Teubéì meu ôn (tebu) juga merupakan salah satu adat masyarakat Aceh dalam perkawinan, bila teubéì meu ôn ini belum ada tentunya perkawinan di batalkan, namun dalam setiap perkawinan teubéì meu ôn sudah terlebih dahulu di siapkan sang linto baroe (pengantin laki-laki) untuk di bawa ke dara baroe (pengantin perempuan) ketika inta linto (mengantar pengantin laki-laki) di langsungkan.
Nah, bagaimana dengan bakông asóê (tembakau), bakông asóê ini biasanya di gunakan oleh orangtua atau nenek-nek untuk menghangatkan badan, namun bagi yang belum pernah mencoba bakông asóê tentu saja merasakan pusing ataupun mual. Dalam setiap intat lintoe bakông asóê ini dibawa kepada dara baroe yang dihiasi dengan berbagai macam bentuk. Guna dan manfaat bakông asóê untuk menghargai orangtua atau nenek-nenek.
Bungkoh Sutra |
Selain itu, adanya bungkông sutra yang merupakan kumpulan dari semua aksesoris dara baroe seperti baju, rok, kain, kosmetik, sandal, kerudung, perlengkapan shalat, dll. Biasanya bungkông sutra ini di sediakan pihak lintoe baroe untuk diserahkan kepada permaisurinya dara baroe. Guna dan manfaat untuk memenuhi kelengkapan sang kekasihnya dalam berumah tangga.
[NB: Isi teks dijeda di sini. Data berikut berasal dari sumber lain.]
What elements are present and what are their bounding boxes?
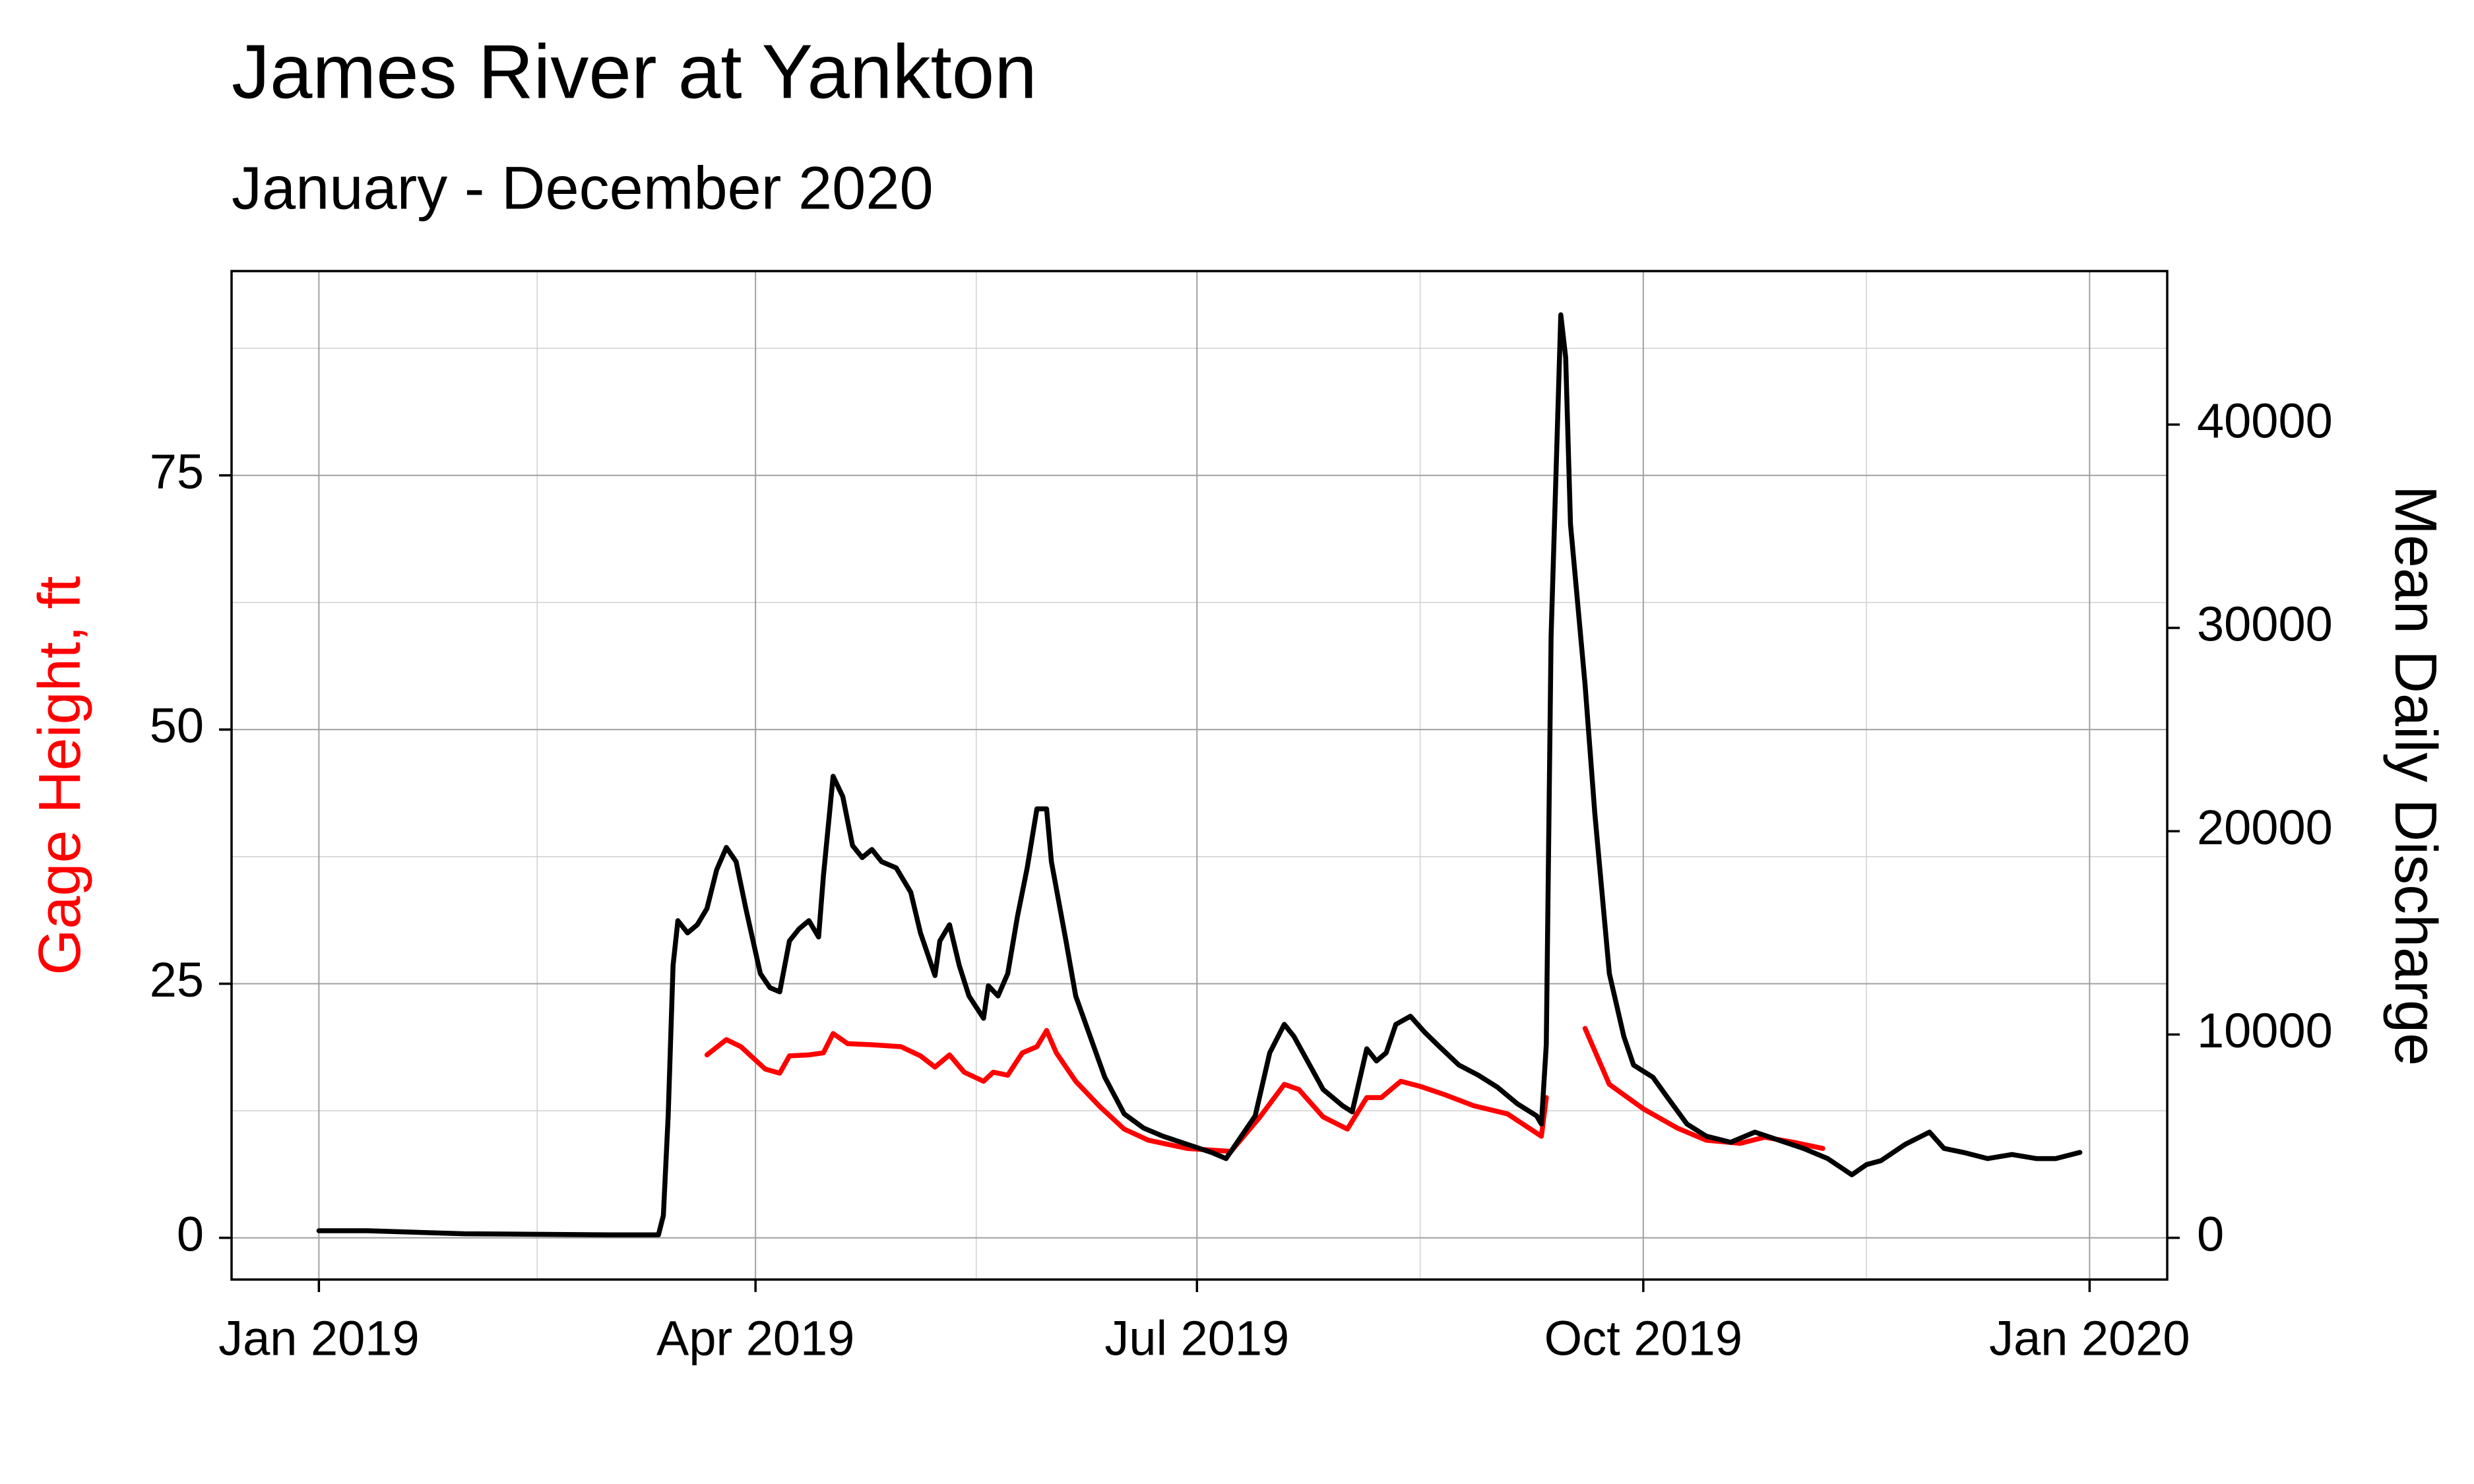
grid xyxy=(232,271,2167,1280)
y-tick-label: 75 xyxy=(150,444,204,499)
lines xyxy=(316,312,2083,1237)
x-tick-label: Jan 2019 xyxy=(218,1311,420,1366)
y2-tick-label: 0 xyxy=(2197,1206,2224,1261)
x-tick-label: Jul 2019 xyxy=(1104,1311,1289,1366)
x-tick-label: Oct 2019 xyxy=(1544,1311,1742,1366)
y2-tick-label: 20000 xyxy=(2197,800,2333,855)
y2-tick-label: 40000 xyxy=(2197,393,2333,448)
chart-subtitle: January - December 2020 xyxy=(232,154,934,222)
y-axis-title: Gage Height, ft xyxy=(27,576,93,975)
y2-tick-label: 30000 xyxy=(2197,597,2333,652)
y2-tick-label: 10000 xyxy=(2197,1003,2333,1058)
x-tick-label: Apr 2019 xyxy=(656,1311,854,1366)
chart-title: James River at Yankton xyxy=(232,29,1037,115)
y-tick-label: 25 xyxy=(150,952,204,1007)
y-tick-label: 0 xyxy=(177,1206,204,1261)
panel-border xyxy=(230,270,2169,1281)
x-tick-label: Jan 2020 xyxy=(1989,1311,2190,1366)
data-line xyxy=(316,312,2083,1237)
y-tick-label: 50 xyxy=(150,698,204,753)
y2-axis-title: Mean Daily Discharge xyxy=(2382,485,2448,1066)
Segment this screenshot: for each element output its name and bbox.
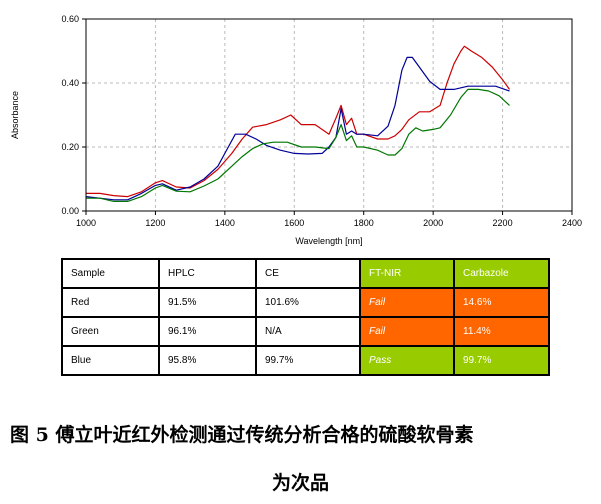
cell-ce: 99.7%: [255, 345, 361, 376]
x-tick-label: 1800: [354, 218, 374, 228]
x-tick-label: 1600: [284, 218, 304, 228]
header-sample: Sample: [61, 258, 160, 289]
figure-caption-continued: 为次品: [271, 472, 329, 494]
x-tick-label: 2200: [493, 218, 513, 228]
cell-sample: Green: [61, 316, 160, 347]
cell-ft-nir: Fail: [359, 287, 455, 318]
cell-carbazole: 14.6%: [453, 287, 550, 318]
table-row: Blue 95.8% 99.7% Pass 99.7%: [61, 345, 550, 376]
series-layer: [85, 45, 510, 202]
results-table: Sample HPLC CE FT-NIR Carbazole Red 91.5…: [61, 258, 550, 376]
series-line-0: [86, 45, 510, 198]
header-ft-nir: FT-NIR: [359, 258, 455, 289]
figure-caption: 图 5 傅立叶近红外检测通过传统分析合格的硫酸软骨素: [10, 424, 474, 446]
cell-sample: Red: [61, 287, 160, 318]
series-line-2: [86, 88, 510, 202]
y-tick-label: 0.60: [61, 14, 79, 24]
plot-frame: [85, 18, 573, 212]
x-tick-label: 2000: [423, 218, 443, 228]
cell-hplc: 91.5%: [158, 287, 257, 318]
x-tick-label: 1200: [145, 218, 165, 228]
header-carbazole: Carbazole: [453, 258, 550, 289]
cell-ce: 101.6%: [255, 287, 361, 318]
series-line-1: [85, 56, 510, 201]
cell-carbazole: 99.7%: [453, 345, 550, 376]
x-tick-label: 2400: [562, 218, 582, 228]
x-axis-label: Wavelength [nm]: [295, 236, 362, 246]
header-hplc: HPLC: [158, 258, 257, 289]
x-tick-label: 1000: [76, 218, 96, 228]
cell-ce: N/A: [255, 316, 361, 347]
absorbance-chart: 1000 1200 1400 1600 1800 2000 2200 2400 0.00 0.20…: [10, 14, 582, 246]
cell-hplc: 95.8%: [158, 345, 257, 376]
x-tick-label: 1400: [215, 218, 235, 228]
y-tick-label: 0.20: [61, 142, 79, 152]
table-header-row: Sample HPLC CE FT-NIR Carbazole: [61, 258, 550, 289]
y-axis-label: Absorbance: [10, 91, 20, 139]
table-row: Red 91.5% 101.6% Fail 14.6%: [61, 287, 550, 318]
cell-hplc: 96.1%: [158, 316, 257, 347]
y-tick-label: 0.40: [61, 78, 79, 88]
cell-ft-nir: Fail: [359, 316, 455, 347]
cell-ft-nir: Pass: [359, 345, 455, 376]
table-row: Green 96.1% N/A Fail 11.4%: [61, 316, 550, 347]
y-tick-label: 0.00: [61, 206, 79, 216]
cell-carbazole: 11.4%: [453, 316, 550, 347]
header-ce: CE: [255, 258, 361, 289]
cell-sample: Blue: [61, 345, 160, 376]
axis-ticks: 1000 1200 1400 1600 1800 2000 2200 2400 0.00 0.20…: [61, 14, 582, 228]
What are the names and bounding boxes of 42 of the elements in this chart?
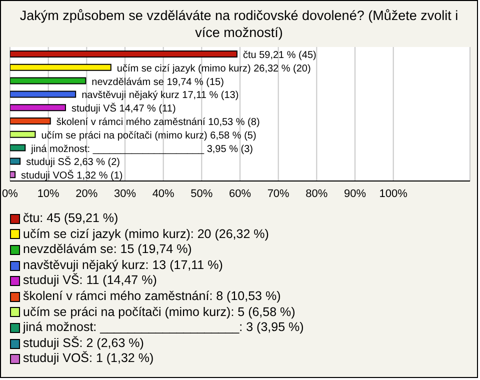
bar — [10, 118, 51, 124]
chart-title: Jakým způsobem se vzděláváte na rodičovské dovolené? (Můžete zvolit i více možností) — [18, 7, 460, 42]
x-tick-label: 10% — [37, 188, 60, 200]
text: studuji VŠ: 11 (14,47 %) — [23, 273, 157, 289]
category-label: nevzdělávám se 19,74 % (15) — [92, 76, 224, 88]
category-label: studuji VŠ 14,47 % (11) — [71, 104, 176, 115]
bar — [10, 130, 36, 138]
category-label: jiná možnost: ____________________ 3,95 % (3) — [31, 144, 253, 155]
text: učím se práci na počítači (mimo kurz): 5 (6,58 %) — [23, 304, 296, 320]
category-label: učím se cizí jazyk (mimo kurz) 26,32 % (20) — [116, 63, 311, 74]
bar — [10, 77, 86, 84]
bar — [10, 90, 76, 98]
bar — [10, 144, 26, 152]
x-tick-label: 100% — [379, 188, 408, 200]
text: jiná možnost: ____________________: 3 (3,95 %) — [23, 320, 304, 336]
x-tick-label: 70% — [267, 188, 290, 200]
bar — [10, 50, 238, 58]
text: učím se cizí jazyk (mimo kurz): 20 (26,32 %) — [23, 226, 269, 242]
x-tick-label: 90% — [344, 188, 366, 200]
text: studuji SŠ: 2 (2,63 %) — [23, 336, 144, 351]
bar — [10, 104, 66, 112]
category-label: učím se práci na počítači (mimo kurz) 6,58 % (5) — [41, 130, 256, 142]
text: studuji VOŠ: 1 (1,32 %) — [23, 351, 154, 367]
text: navštěvuji nějaký kurz: 13 (17,11 %) — [23, 258, 223, 273]
x-tick-label: 40% — [152, 188, 175, 200]
text: nevzdělávám se: 15 (19,74 %) — [23, 242, 192, 258]
bar — [10, 158, 21, 165]
bar — [10, 64, 112, 71]
x-tick-label: 50% — [190, 188, 213, 200]
category-label: studuji VOŠ 1,32 % (1) — [21, 170, 123, 182]
x-tick-label: 80% — [306, 188, 328, 200]
text: čtu: 45 (59,21 %) — [23, 211, 118, 227]
x-tick-label: 20% — [76, 188, 98, 200]
bar — [10, 171, 16, 178]
x-tick-label: 30% — [114, 188, 136, 200]
x-tick-label: 0% — [2, 188, 18, 200]
x-tick-label: 60% — [228, 188, 252, 200]
category-label: čtu 59,21 % (45) — [242, 50, 316, 61]
category-label: navštěvuji nějaký kurz 17,11 % (13) — [82, 90, 239, 102]
text: školení v rámci mého zaměstnání: 8 (10,53 %) — [23, 288, 281, 305]
category-label: studuji SŠ 2,63 % (2) — [26, 157, 120, 168]
category-label: školení v rámci mého zaměstnání 10,53 % (8) — [56, 117, 260, 128]
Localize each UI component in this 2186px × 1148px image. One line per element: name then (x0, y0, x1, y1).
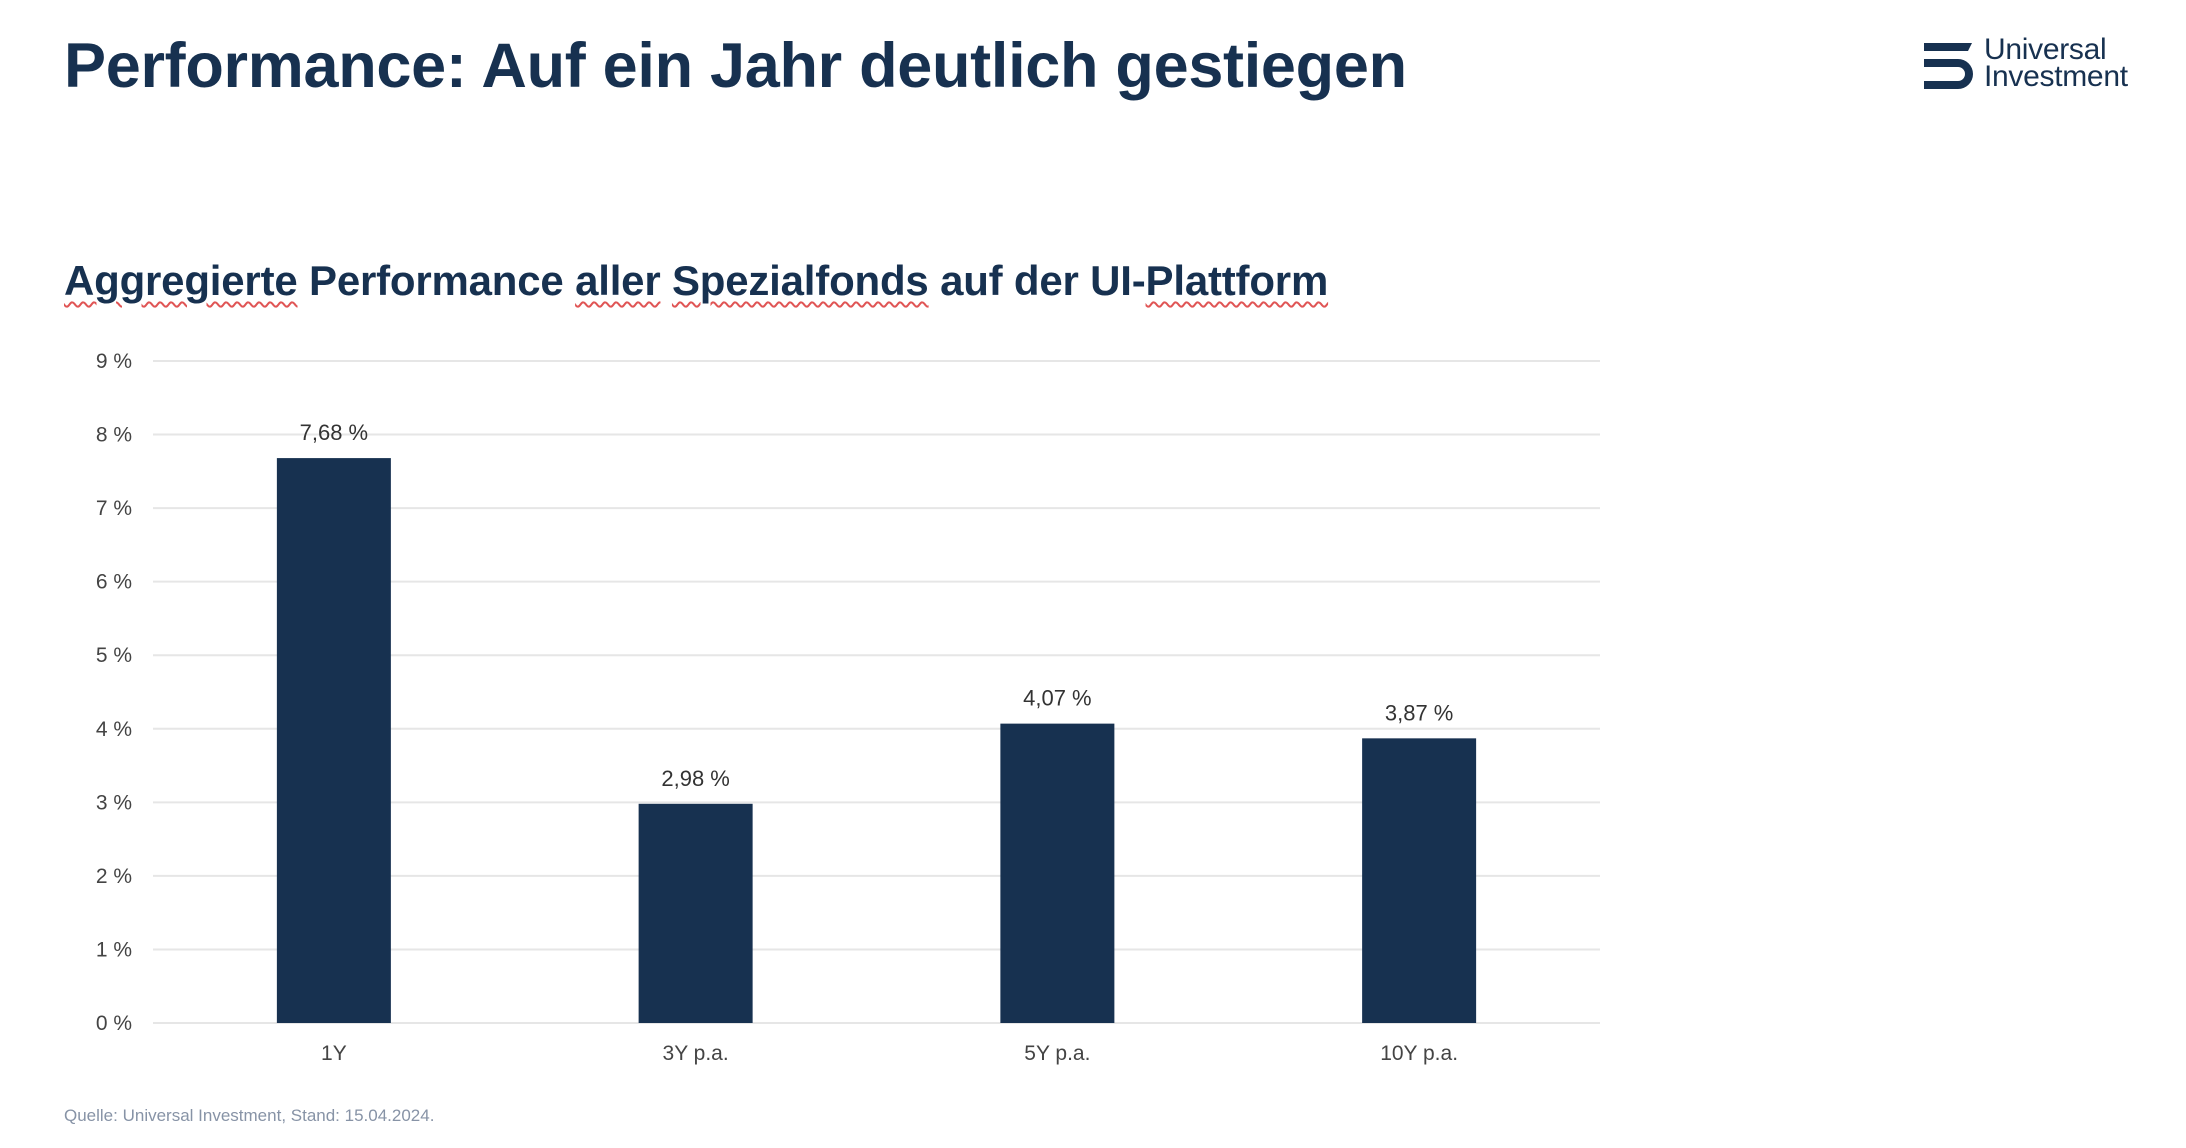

Meutulak pantòn (balas pantun) merupakan adat perkawinan ketika sang lintoe baroe datang ke istana kekasihnya yang di antar oleh kerabatnya, dimana sebelum memasuki ke istana (pelaminan) sang raja si uroe (raja sehari) di berhentikan dulu oleh pihak istana dara baroe guna untuk menjawab beberapa pantun yang disediakan, bila pihak raja tidak bisa membalasnya atau menjawab maka didenda oleh pihak ratu (dara baroe) baik berupa uang maupun tambahan mahar atau mas kawin. Sampai saat ini méutulak pantòn tersebut sudah jarang ditemukan ketika ada acara perkawinan.
Dara Baroe (pengantin perempuan) |
Bagaimana dengan doem drien (pengawal pengantin), doem drien ini merupakan tradisi adat yang dijalankan masyarakat Aceh setelah acara pernikahan dan perkawinan selesai, dimana doem drien ini dilakukan beberapa malam di rumah pengantin. Guna dan manfaat doem drien tersebut untuk mengawal atau menemani sang pengantin baru, karna mengingat mereka belum saling mengenal. Tapi sekarang doem drien itu tidak pernah lagi di lakukan karna setiap pasangan yang menikah tentu saja sudah saling mengenal melalui pacaran atau tunangan.
Selain itu, tradisi perkawinan masyarakat Aceh juga mengguakan pakaian dan umbul-umbul adat dan budaya Aceh serta tidak terlepas dengan upacara peusijeuk (tepung tawar) kepada kedua pasangan linto baroe dan dara baroe.